Au Maroc, la rareté de l'eau menace de grandes zones agricoles desséchées

  • Face à une sécheresse qui dure depuis trois ans et qui pèse sur les ressources hydriques, les autorités n'ont pas trouvé d'autre solution que de détourner progressivement l'eau des barrages
  • Depuis début octobre, le stress hydrique est tel que l'eau des robinets est coupée entre 22h et 5h du matin à Agadir

AGADIR: Les champs desséchés s'étendent à perte de vue le long des plaines surplombant Agadir, dans le sud-ouest du Maroc. Avec la sécheresse persistante, cette grande zone agricole est privée d'irrigation par les barrages, dont l'eau est désormais réservée aux habitants.

« Ces arbres ont près de 20 ans, ils sont morts, il n'y a plus d'eau », soupire Ahmed Driouch devant les orangers flétris d'une ferme près d'Agadir.

Face à une sécheresse qui dure depuis trois ans et qui pèse sur les ressources hydriques, les autorités n'ont pas trouvé d'autre solution que de détourner progressivement l'eau des barrages qui irriguait les fermes de la région d'Agadir (Souss-Massa) pour assurer l'accès à l'eau potable à près d'un million de Marocains.

Depuis début octobre, le stress hydrique est tel que l'eau des robinets est coupée entre 22h et 5h du matin à Agadir.

« Je ne comprends pas pourquoi ils n'ont pas cherché autre chose pour fournir de l'eau potable, au lieu de marginaliser les agriculteurs », déplore Driouch, la cinquantaine, à la tête d'une association agricole locale.

A l'échelle nationale, le taux de remplissage des barrages plafonnait à moins de 37% fin octobre, contre 45,6% à la même période l'année dernière. Et c'est autour d'Agadir, première région exportatrice d'agrumes et de primeurs, que les réserves sont au plus bas.

« Le déficit en eau de surface est de 94%. Nous n'avons jamais observé pareille chose à l'échelle du bassin, c'est inquiétant », alerte Abdelhamid Aslikh, responsable à l'Agence des bassins hydrographiques pour la région.

Selon lui, les restrictions d'accès à l'eau du robinet sont une mesure de « précaution qui a permis d'économiser 20% de l'eau gaspillée la nuit ».

Les autorités ont aussi décidé d'interdire à Agadir « l'irrigation des terrains de golf et des jardins d'hôtels avec de l'eau potable », en « encourageant l'utilisation des eaux usées traitées ».

Manque d'eau

A une soixantaine de km de la ville côtière, le barrage Abdelmoumen, autrefois prisé des baigneurs du coin, est à sec. Les mauvaises herbes ont poussé et les célèbres arganiers verts qui bordent les montagnes de l'Anti-Atlas ont perdu de leur éclat.

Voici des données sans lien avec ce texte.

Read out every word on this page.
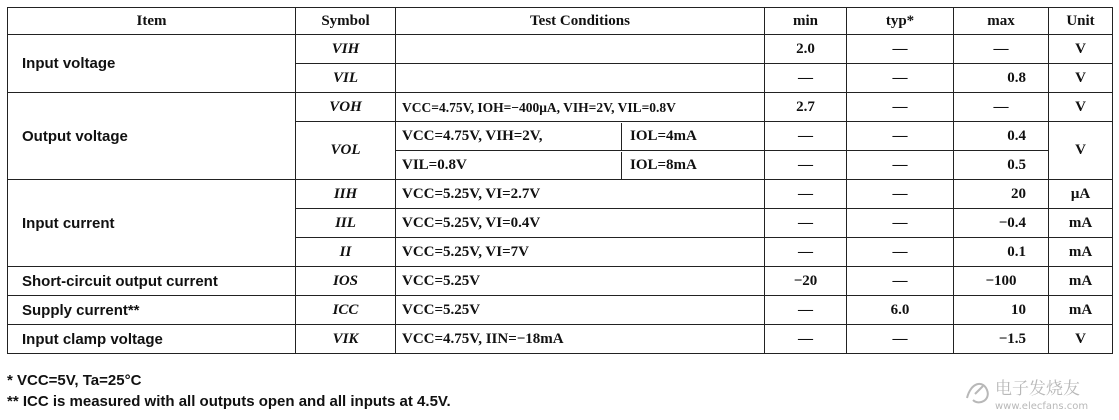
Item	Symbol	Test Conditions	min	typ*	max	Unit
Input voltage	VIH		2.0	—	—	V
	VIL		—	—	0.8	V
Output voltage	VOH	VCC=4.75V, IOH=−400μA, VIH=2V, VIL=0.8V	2.7	—	—	V
	VOL	VCC=4.75V, VIH=2V, IOL=4mA	—	—	0.4	V

		VIL=0.8V IOL=8mA	—	—	0.5	
Input current	IIH	VCC=5.25V, VI=2.7V	—	—	20	μA
	IIL	VCC=5.25V, VI=0.4V	—	—	−0.4	mA
	II	VCC=5.25V, VI=7V	—	—	0.1	mA
Short-circuit output current	IOS	VCC=5.25V	−20	—	−100	mA
Supply current**	ICC	VCC=5.25V	—	6.0	10	mA
Input clamp voltage	VIK	VCC=4.75V, IIN=−18mA	—	—	−1.5	V
* VCC=5V, Ta=25°C
** ICC is measured with all outputs open and all inputs at 4.5V.
电子发烧友
www.elecfans.com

Ce barrage n'irrigue plus les terres agricoles depuis 2017. Alors, de l'autre côté des montagnes, les oliviers sont desséchés à l'exception de quelques parcelles arrosées à l'eau des puits.

Sans irrigation par les barrages, les agriculteurs n'ont d'autre choix que d'attendre les pluies qui se font rares ou de puiser dans une nappe phréatique surexploitée depuis des années.

Mais l'eau des puits est « salée » et pas adaptée à toutes les cultures, estime Abderrahmane, qui a utilisé l'eau des barrages pendant des années avant d'être contraint de réduire son activité à une seule parcelle de son champ, en changeant son mode d'irrigation. 

« Je n'ai jamais vu pareille sécheresse », se désole-t-il en fixant des cactus fissurés.

Outre Souss-Moussa, l'arrêt de l'irrigation des fermes par les barrages concerne aussi les régions de Marrakech (sud) et El Jadida (ouest), selon le ministère de l'Agriculture, qui a précisé que les coupures continueront jusqu'à ce que « les réserves des barrages s'améliorent ».

« Cultures irrationnelles »

« La situation actuelle ne peut être mise sur le dos des conditions climatiques seules. Elle est plutôt le résultat de cultures irrationnelles qui ont drainé l'eau pour produire des fruits et des légumes gourmands en eau », estime Haidar, 25 ans.

En 2008, le Maroc a lancé une ambitieuse stratégie agricole, le Plan Maroc Vert, destinée à améliorer les moyens de production et les revenus des petits agriculteurs et qui « a permis l'économie de deux milliards de mètres cubes d'eau d'irrigation », selon le ministère de l'Agriculture.

Mais le jeune homme a préféré abandonner la culture d'un petit champ qu'il louait pour devenir marchand de légumes, seul moyen de subvenir aux besoins de sa famille.

L'économie marocaine, profondément affectée par la pandémie de nouveau coronavirus, est tributaire de la bonne santé de son secteur agricole, premier contributeur (14%) du PIB devant le tourisme et l'industrie.

Les autorités misent désormais sur le démarrage, en avril 2021, d'une usine de dessalement de l'eau de mer à Agadir. Celle-ci doit combler le déficit en eau potable de la région et permettre d'irriguer de nouveau une partie des terres agricoles.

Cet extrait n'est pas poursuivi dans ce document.